Danach steht für das Gericht fest, dass diese nach Rechtsscheingrundsätzen – dies in Form einer Anscheinsvollmacht – für das unter Verwendung ihres passwortgeschützten E-Mail Accounts abgegebene Angebot ihres Ehemanns auf Abschluss eines Abfindungsvergleichs einzustehen hat. Von einer Anscheinsvollmacht ist nach herkömmlicher Rechtsprechung auszugehen, wenn der Vertretene das Handeln des Scheinvertreters nicht kennt, er es aber bei pflichtgemäßer Sorgfalt hätte erkennen und verhindern können, und wenn der Geschäftspartner annehmen durfte, der Vertretene kenne und billige das Handeln des Vertreters.
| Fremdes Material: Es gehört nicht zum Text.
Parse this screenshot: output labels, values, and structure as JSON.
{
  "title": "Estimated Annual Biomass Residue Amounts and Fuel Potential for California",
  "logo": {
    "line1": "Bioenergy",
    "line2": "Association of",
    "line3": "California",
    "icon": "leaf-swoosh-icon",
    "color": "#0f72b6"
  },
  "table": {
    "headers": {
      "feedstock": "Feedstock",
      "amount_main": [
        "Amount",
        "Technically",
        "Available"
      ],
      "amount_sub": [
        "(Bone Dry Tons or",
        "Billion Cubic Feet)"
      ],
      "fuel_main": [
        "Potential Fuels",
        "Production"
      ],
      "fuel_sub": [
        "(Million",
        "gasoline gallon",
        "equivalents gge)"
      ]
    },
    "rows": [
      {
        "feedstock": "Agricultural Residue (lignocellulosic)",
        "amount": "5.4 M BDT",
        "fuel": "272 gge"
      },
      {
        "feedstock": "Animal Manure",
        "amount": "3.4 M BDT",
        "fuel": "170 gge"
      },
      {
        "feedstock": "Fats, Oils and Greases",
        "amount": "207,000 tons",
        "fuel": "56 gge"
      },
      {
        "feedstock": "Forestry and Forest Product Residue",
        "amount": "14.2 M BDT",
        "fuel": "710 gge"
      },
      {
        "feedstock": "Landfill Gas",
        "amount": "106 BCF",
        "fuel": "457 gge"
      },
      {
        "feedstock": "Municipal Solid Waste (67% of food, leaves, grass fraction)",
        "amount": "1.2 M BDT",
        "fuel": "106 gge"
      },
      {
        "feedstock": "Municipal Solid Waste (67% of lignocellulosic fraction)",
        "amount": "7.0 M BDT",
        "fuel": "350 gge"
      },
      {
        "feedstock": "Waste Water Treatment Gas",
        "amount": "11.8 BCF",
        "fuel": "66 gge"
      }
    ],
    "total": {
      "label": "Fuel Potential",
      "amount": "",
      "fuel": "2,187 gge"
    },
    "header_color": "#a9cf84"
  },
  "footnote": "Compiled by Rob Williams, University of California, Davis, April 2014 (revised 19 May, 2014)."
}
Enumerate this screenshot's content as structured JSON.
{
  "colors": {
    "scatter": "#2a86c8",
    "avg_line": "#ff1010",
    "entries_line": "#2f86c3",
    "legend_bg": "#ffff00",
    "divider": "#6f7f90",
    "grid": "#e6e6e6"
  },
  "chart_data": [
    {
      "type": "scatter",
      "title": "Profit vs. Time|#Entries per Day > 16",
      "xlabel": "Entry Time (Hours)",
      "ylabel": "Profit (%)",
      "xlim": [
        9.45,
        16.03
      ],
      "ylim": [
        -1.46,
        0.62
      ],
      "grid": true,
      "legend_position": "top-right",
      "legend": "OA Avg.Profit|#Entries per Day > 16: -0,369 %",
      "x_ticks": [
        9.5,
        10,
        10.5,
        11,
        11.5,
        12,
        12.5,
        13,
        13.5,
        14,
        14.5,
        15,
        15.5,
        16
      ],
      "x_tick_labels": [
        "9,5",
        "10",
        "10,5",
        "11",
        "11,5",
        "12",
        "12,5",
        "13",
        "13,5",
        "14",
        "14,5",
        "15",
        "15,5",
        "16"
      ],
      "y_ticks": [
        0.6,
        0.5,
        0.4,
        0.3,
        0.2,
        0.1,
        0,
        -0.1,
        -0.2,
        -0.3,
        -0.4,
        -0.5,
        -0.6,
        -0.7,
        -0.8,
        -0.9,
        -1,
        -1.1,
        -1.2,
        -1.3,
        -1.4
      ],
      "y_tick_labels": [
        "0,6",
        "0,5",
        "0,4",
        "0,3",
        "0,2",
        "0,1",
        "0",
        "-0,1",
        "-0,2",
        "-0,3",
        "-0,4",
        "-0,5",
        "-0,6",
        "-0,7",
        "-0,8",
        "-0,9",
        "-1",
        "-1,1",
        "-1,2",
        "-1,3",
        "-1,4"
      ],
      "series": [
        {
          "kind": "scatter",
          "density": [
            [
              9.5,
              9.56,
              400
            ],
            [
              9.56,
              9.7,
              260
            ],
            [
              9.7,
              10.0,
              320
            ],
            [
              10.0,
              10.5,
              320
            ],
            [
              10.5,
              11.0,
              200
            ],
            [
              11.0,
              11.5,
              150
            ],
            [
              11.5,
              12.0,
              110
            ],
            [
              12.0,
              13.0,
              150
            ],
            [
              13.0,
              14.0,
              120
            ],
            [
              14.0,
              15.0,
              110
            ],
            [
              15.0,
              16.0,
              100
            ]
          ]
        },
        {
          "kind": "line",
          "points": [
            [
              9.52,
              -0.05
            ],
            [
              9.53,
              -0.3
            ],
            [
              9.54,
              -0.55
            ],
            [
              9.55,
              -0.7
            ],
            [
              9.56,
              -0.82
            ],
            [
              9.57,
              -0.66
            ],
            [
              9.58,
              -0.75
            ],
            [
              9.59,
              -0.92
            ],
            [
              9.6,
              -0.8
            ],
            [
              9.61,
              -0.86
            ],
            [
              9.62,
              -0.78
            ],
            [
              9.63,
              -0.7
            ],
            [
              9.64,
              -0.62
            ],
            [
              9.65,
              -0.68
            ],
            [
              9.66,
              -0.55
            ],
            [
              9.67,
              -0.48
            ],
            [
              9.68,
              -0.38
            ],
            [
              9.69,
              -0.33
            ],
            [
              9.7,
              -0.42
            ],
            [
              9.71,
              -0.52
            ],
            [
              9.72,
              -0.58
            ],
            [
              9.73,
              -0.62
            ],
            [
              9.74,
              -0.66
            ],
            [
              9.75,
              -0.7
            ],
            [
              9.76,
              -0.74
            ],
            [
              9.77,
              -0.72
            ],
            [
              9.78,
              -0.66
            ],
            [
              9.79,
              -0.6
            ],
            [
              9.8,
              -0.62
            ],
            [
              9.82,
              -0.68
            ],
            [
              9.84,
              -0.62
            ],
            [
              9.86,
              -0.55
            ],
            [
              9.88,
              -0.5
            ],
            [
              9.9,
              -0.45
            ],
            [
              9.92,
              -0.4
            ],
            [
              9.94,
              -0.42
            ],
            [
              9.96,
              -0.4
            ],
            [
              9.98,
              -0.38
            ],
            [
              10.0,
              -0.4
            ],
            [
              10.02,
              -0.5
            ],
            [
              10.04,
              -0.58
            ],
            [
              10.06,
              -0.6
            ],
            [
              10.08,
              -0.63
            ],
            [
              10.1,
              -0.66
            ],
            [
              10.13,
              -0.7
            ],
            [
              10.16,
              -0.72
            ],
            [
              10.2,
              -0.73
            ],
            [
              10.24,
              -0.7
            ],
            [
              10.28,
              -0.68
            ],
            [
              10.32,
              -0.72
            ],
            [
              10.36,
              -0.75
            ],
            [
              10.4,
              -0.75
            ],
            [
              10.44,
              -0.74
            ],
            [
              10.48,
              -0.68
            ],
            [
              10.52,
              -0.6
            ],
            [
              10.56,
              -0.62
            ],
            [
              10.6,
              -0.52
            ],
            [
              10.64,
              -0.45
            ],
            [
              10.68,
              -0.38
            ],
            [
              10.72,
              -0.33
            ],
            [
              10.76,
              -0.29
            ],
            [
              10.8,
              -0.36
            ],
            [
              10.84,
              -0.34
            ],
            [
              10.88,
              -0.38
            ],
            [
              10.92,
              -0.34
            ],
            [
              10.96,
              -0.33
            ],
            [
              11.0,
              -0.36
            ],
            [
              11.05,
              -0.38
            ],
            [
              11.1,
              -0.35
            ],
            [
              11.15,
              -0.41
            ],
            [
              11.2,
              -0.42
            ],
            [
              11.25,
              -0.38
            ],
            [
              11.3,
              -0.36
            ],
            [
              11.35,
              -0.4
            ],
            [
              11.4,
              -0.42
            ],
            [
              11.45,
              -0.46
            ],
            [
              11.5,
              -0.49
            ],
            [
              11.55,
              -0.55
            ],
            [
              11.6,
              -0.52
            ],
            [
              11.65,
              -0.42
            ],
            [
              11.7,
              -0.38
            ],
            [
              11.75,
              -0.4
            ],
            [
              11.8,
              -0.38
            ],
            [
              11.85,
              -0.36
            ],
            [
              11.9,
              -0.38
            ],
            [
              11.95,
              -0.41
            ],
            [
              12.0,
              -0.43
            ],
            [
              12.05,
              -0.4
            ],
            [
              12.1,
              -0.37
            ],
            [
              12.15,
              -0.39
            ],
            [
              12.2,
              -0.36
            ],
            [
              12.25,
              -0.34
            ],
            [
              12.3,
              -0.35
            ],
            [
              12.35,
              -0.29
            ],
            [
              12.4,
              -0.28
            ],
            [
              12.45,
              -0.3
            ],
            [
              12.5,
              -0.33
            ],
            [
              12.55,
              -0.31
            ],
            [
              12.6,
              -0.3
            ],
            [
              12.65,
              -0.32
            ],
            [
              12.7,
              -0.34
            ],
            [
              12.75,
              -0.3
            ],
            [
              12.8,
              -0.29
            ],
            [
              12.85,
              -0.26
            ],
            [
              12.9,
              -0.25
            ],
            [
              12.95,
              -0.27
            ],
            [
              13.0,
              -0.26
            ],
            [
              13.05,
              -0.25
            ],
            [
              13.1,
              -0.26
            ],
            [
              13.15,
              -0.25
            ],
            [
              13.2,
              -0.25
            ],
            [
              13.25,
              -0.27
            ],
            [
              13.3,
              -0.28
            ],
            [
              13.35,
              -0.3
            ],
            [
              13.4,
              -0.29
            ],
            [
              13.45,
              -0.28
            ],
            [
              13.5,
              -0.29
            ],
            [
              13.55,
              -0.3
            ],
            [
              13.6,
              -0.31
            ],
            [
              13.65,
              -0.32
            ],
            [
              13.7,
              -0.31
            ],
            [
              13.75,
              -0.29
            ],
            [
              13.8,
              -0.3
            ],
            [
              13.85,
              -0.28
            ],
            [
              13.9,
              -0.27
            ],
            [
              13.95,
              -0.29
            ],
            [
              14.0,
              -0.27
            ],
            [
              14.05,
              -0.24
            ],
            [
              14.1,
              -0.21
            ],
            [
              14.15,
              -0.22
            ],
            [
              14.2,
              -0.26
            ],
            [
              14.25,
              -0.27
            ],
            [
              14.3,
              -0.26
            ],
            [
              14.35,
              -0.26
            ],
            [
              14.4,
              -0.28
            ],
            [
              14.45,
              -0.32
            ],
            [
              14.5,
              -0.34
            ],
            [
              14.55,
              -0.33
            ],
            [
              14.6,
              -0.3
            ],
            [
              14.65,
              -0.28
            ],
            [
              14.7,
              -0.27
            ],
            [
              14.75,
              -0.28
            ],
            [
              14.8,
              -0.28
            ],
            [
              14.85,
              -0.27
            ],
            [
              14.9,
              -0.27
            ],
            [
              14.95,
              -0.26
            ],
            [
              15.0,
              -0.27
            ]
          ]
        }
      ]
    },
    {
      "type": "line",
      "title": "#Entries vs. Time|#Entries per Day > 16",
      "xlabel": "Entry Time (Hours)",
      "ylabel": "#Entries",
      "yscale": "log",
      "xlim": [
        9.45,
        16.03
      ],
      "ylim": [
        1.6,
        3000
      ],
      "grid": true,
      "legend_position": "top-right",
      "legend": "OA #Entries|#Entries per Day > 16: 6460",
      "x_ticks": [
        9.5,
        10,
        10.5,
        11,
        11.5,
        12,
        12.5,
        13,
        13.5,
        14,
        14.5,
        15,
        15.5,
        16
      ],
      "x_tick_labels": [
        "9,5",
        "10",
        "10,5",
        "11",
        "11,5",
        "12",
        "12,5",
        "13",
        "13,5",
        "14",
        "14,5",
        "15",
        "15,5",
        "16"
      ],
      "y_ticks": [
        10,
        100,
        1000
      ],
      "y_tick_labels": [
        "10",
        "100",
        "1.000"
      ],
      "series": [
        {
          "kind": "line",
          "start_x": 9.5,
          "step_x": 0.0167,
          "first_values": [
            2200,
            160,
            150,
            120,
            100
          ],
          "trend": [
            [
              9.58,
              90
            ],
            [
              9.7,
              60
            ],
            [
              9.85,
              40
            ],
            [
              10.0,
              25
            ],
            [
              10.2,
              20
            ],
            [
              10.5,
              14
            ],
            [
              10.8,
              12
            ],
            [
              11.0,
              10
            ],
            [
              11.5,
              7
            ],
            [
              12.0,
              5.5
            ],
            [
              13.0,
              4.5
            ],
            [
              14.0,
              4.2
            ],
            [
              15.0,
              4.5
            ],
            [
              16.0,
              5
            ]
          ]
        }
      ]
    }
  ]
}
Dabei greifen die Rechtsgrundsätze der Anscheinsvollmacht in der Regel nur dann ein, wenn das Verhalten von gewisser Dauer und Häufigkeit ist. Danach ist die Ehefrau bezüglich des Abschlusses des Abfindungsvergleichs nach diesen Grundsätzen wirksam von ihrem Ehemann vertreten worden, so das Gericht.
Die Vorinstanz
Interessant ist zunächst, dass die Vorinstanz, dass Landgericht Karlsruhe (3 O 18/22), die Klage zwar auch abgewiesen hat, allerdings mit einer anderen Begründung: Nach allgemeinen Grundsätzen ist ein Rechtsgeschäft, dass eine Person ohne Vertretungsmacht (Vollmacht) für eine andere vornimmt, tendenziell unwirksam. Der „Vertretene“ kann das Rechtsgeschäft aber genehmigen. Das habe die Ehefrau durch die Entgegennahme der Abfindungssumme getan.
Fazit
Das OLG hingegen orientierte sich scheinbar an einer Entscheidung des Bundesgerichtshofs (BGH – VIII ZR 289/09), der entschieden hat, dass die einmalige Verwendung von ausgespähten eBay-Zugangsdaten durch einen Ehegatten nicht zu einer Anscheinsvollmacht, und damit nicht zum wirksamen Vertragsschluss, führt.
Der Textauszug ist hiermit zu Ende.